Ein neuer Fall von tragischem „selbstbestimmten Suizid“ in der Schweiz wurde nun bekannt: Zwei hochbetagte Verwandte aus Schottland nahmen sich mithilfe der umstrittenen Suizid-Beihilfe-Organisation Eternal Spirit in der Schweiz per tödlichem Drogenmix das Leben. Die Cousins - er 86, sie 89 Jahre alt - hatten 40 Jahre lang füreinander gesorgt, sie lebten in getrennten Wohnungen in einer geschützten Wohnanlage. Da sich die 89-Jährige Phyllis McConachie eine Hüftverletzung zuzog, befürchteten die beiden, auseinandergerissen und in verschiedenen Altersheimen untergebracht zu werden. Sie wählten den Suizid, ohne unheilbare Erkrankung (vgl. The Telegraph, online, 1. 2. 2015).
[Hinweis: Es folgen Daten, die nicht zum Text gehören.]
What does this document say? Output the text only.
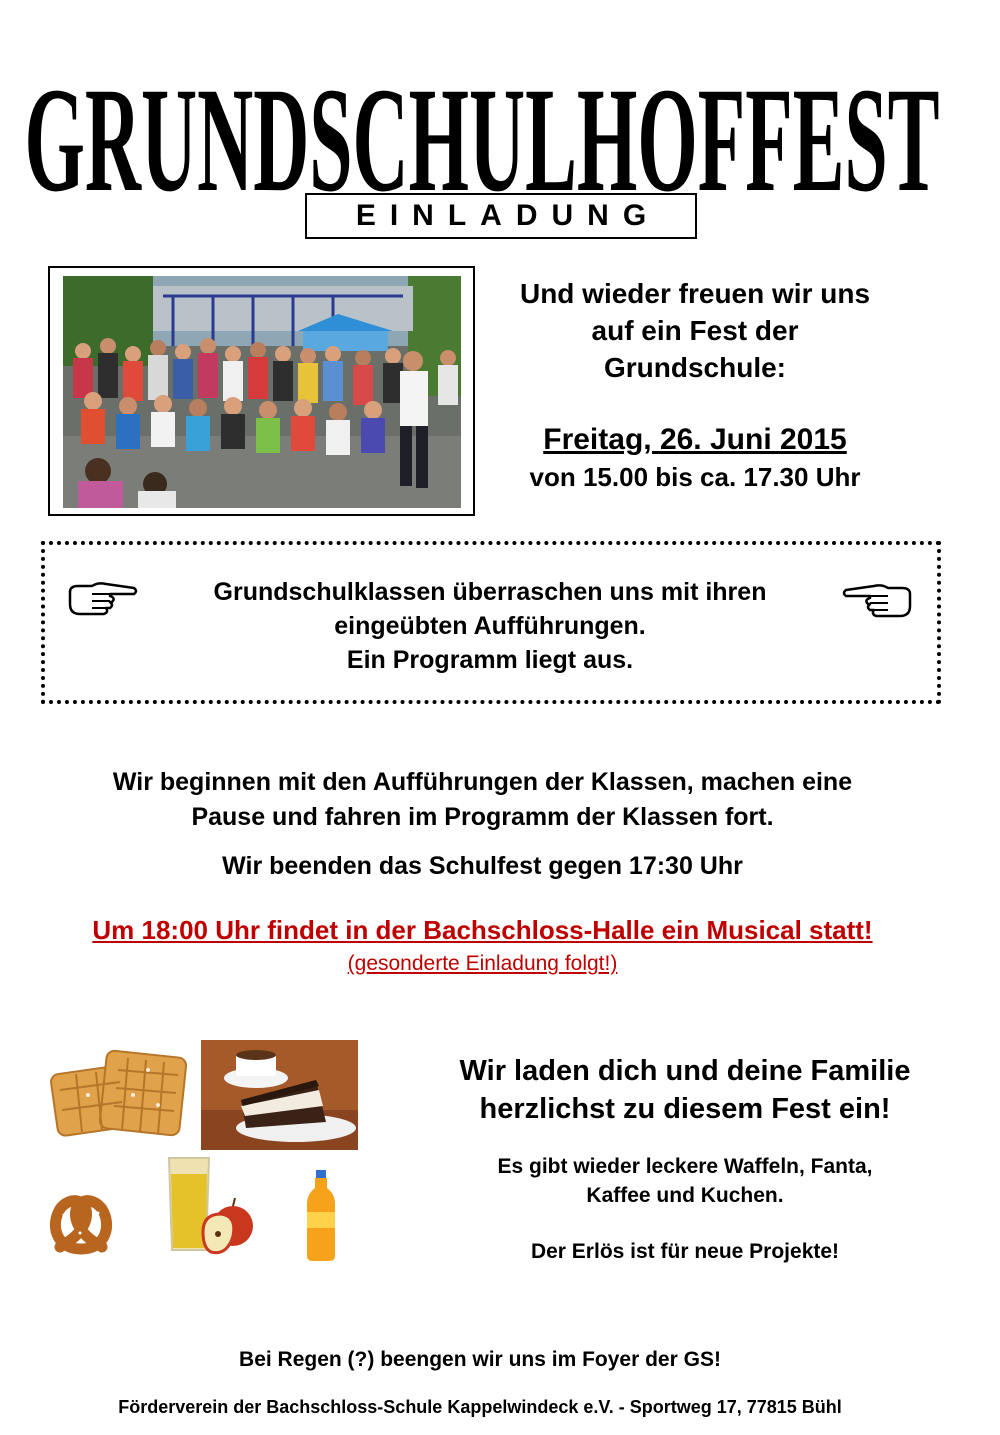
GRUNDSCHULHOFFEST
EINLADUNG
Und wieder freuen wir uns
auf ein Fest der
Grundschule:
Freitag, 26. Juni 2015
von 15.00 bis ca. 17.30 Uhr
Grundschulklassen überraschen uns mit ihren
eingeübten Aufführungen.
Ein Programm liegt aus.
Wir beginnen mit den Aufführungen der Klassen, machen eine
Pause und fahren im Programm der Klassen fort.
Wir beenden das Schulfest gegen 17:30 Uhr
Um 18:00 Uhr findet in der Bachschloss-Halle ein Musical statt!
(gesonderte Einladung folgt!)
Wir laden dich und deine Familie
herzlichst zu diesem Fest ein!
Es gibt wieder leckere Waffeln, Fanta,
Kaffee und Kuchen.
Der Erlös ist für neue Projekte!
Bei Regen (?) beengen wir uns im Foyer der GS!
Förderverein der Bachschloss-Schule Kappelwindeck e.V. - Sportweg 17, 77815 Bühl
Die Stiftung Eternal Spirit kämpft international unter dem Motto „Selbstbestimmt leben - selbstbestimmt sterben“ für die Legalisierung der Beihilfe zum Suizid und betreibt seit 2012 im Raum Basel eine Wohnung zur Freitodbegleitung. Hier begehen die Mitglieder ihren Suizid - die Kosten sind nicht unerheblich: Ausländer bezahlen 10.000 Franken, Einheimische 3.000 Franken. Laut Präsidentin Erika Preisig habe Eternal Spirit die Preise an Dignitas, einer weiteren Sterbehilfeorganisation, angepasst. Die Ärztin hatte das schottische Paar zuvor besucht und die Reise in die Schweiz vorbereitet. Im Frühjahr 2014 hatten Schweizer Sterbehilfeorganisationen angekündigt, auch einen „Altersfreitod“ für nicht unheilbar kranke Menschen anzubieten (vgl. IMABE 2014: Schweiz: Exit will assistierten Suizid auch lebensmüden Gesunden anbieten).
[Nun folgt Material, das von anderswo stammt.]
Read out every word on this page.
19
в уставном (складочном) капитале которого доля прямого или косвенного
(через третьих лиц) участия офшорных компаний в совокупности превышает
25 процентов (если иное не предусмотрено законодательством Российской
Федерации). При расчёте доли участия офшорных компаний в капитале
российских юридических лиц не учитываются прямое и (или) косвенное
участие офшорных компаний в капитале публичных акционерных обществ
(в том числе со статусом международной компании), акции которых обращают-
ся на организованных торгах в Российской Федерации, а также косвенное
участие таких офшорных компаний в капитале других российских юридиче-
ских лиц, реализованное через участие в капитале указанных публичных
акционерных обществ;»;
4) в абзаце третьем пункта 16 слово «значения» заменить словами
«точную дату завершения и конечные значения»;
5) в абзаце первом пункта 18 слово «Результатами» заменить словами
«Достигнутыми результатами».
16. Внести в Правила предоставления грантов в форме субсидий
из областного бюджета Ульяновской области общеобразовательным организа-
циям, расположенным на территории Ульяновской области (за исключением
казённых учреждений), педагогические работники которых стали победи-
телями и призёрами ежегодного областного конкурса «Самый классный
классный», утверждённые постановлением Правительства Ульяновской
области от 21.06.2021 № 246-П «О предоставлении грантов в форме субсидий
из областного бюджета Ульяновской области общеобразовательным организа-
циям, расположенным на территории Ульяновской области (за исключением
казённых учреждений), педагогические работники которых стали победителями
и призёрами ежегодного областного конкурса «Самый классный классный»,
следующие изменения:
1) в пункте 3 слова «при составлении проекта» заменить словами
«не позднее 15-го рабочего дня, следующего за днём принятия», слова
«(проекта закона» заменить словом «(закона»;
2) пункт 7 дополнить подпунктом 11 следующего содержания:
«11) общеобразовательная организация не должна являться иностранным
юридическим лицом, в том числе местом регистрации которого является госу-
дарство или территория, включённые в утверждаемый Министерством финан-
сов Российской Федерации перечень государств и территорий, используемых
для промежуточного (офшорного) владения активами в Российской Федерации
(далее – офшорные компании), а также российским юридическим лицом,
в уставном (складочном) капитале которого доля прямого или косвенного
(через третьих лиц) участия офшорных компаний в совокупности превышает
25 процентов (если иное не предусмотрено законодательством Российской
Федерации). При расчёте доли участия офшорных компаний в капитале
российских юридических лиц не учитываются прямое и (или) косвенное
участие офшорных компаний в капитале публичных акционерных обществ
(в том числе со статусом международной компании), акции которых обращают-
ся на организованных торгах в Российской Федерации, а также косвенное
Peter Saunders, Direktor von CareNotKilling sprach angesichts des Suizids der beiden schottischen Pensionisten von einer „großen Tragödie“. Das Paar wurde offensichtlich von dem Gedanken, getrennt zu sein, in dieses verzweifelte Vorgehen hineingetrieben, stellt Saunders klar. Der Fall mache erneut die Notwendigkeit einer umfassenden und erschwinglichen Pflege deutlich, in der nicht nur physische, sondern auch soziale und spirituelle Bedürfnisse der Menschen berücksichtigt werden.
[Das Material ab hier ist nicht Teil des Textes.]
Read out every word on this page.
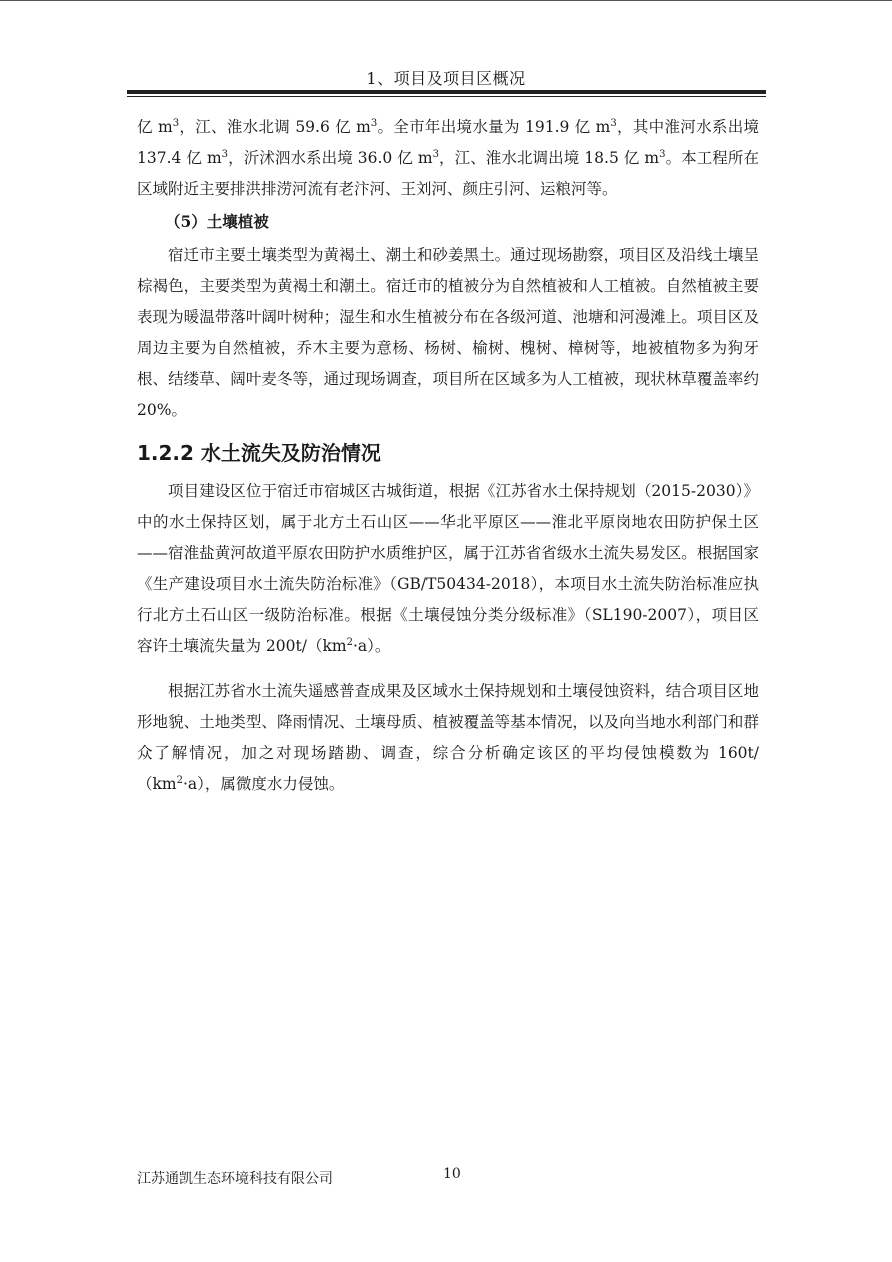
1、项目及项目区概况

亿 $m^3$，江、淮水北调 59.6 亿 $m^3$。全市年出境水量为 191.9 亿 $m^3$，其中淮河水系出境 137.4 亿 $m^3$，沂沭泗水系出境 36.0 亿 $m^3$，江、淮水北调出境 18.5 亿 $m^3$。本工程所在区域附近主要排洪排涝河流有老汴河、王刘河、颜庄引河、运粮河等。

（5）土壤植被

宿迁市主要土壤类型为黄褐土、潮土和砂姜黑土。通过现场勘察，项目区及沿线土壤呈棕褐色，主要类型为黄褐土和潮土。宿迁市的植被分为自然植被和人工植被。自然植被主要表现为暖温带落叶阔叶树种；湿生和水生植被分布在各级河道、池塘和河漫滩上。项目区及周边主要为自然植被，乔木主要为意杨、杨树、榆树、槐树、樟树等，地被植物多为狗牙根、结缕草、阔叶麦冬等，通过现场调查，项目所在区域多为人工植被，现状林草覆盖率约 20%。

1.2.2 水土流失及防治情况

项目建设区位于宿迁市宿城区古城街道，根据《江苏省水土保持规划（2015-2030）》中的水土保持区划，属于北方土石山区——华北平原区——淮北平原岗地农田防护保土区——宿淮盐黄河故道平原农田防护水质维护区，属于江苏省省级水土流失易发区。根据国家《生产建设项目水土流失防治标准》（GB/T50434-2018），本项目水土流失防治标准应执行北方土石山区一级防治标准。根据《土壤侵蚀分类分级标准》（SL190-2007），项目区容许土壤流失量为 $200t/(km^2\cdot a)$。

根据江苏省水土流失遥感普查成果及区域水土保持规划和土壤侵蚀资料，结合项目区地形地貌、土地类型、降雨情况、土壤母质、植被覆盖等基本情况，以及向当地水利部门和群众了解情况，加之对现场踏勘、调查，综合分析确定该区的平均侵蚀模数为 $160t/(km^2\cdot a)$，属微度水力侵蚀。

江苏通凯生态环境科技有限公司	10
In Großbritannien hat Lord Falconer einen Gesetzesentwurf zur Legalisierung der Beihilfe zum Suizid für unheilbar Kranke eingebracht. Heftige Proteste gab es dazu in der zweiten Debatte darüber im House of Lords am 16. Jänner 2015, als Befürworter das Wort „Suizid“ durch „selbstbestimmtes Sterben“ ersetzt haben wollten und zugleich keine rechtlich klare Definition von „unheilbare, zum Tode führende Krankheit“ liefern konnten (vgl. Assisted Dying Bill, Parlamentsprotokoll 16. 1. 2015).
Der Neffe des 86-Jährigen Stuart Henderson beklagte, dass er als nächster Angehöriger erst Wochen später davon erfuhr, dass sich sein Onkel in der Schweiz das Leben genommen hatte. Gegen die Umgehung der Angehörigen bei Suizidbeihilfen hat nun auch der Belgier Tom Mortier eine Klage beim Europäischen Gerichtshof für Menschenrechte eingereicht (vgl. The Telegraph, online, 2. 2. 2015). Seine 64-jährige Mutter Godelieva De Troyer war depressiv und wurde auf eigenen Wunsch in einem Krankenhaus in Brüssel im April 2012 mittels einer Giftspritze getötet. Ihr Sohn erfuhr erst davon, als das Krankenhaus ihn für das Leichenschauhaus kontaktierte.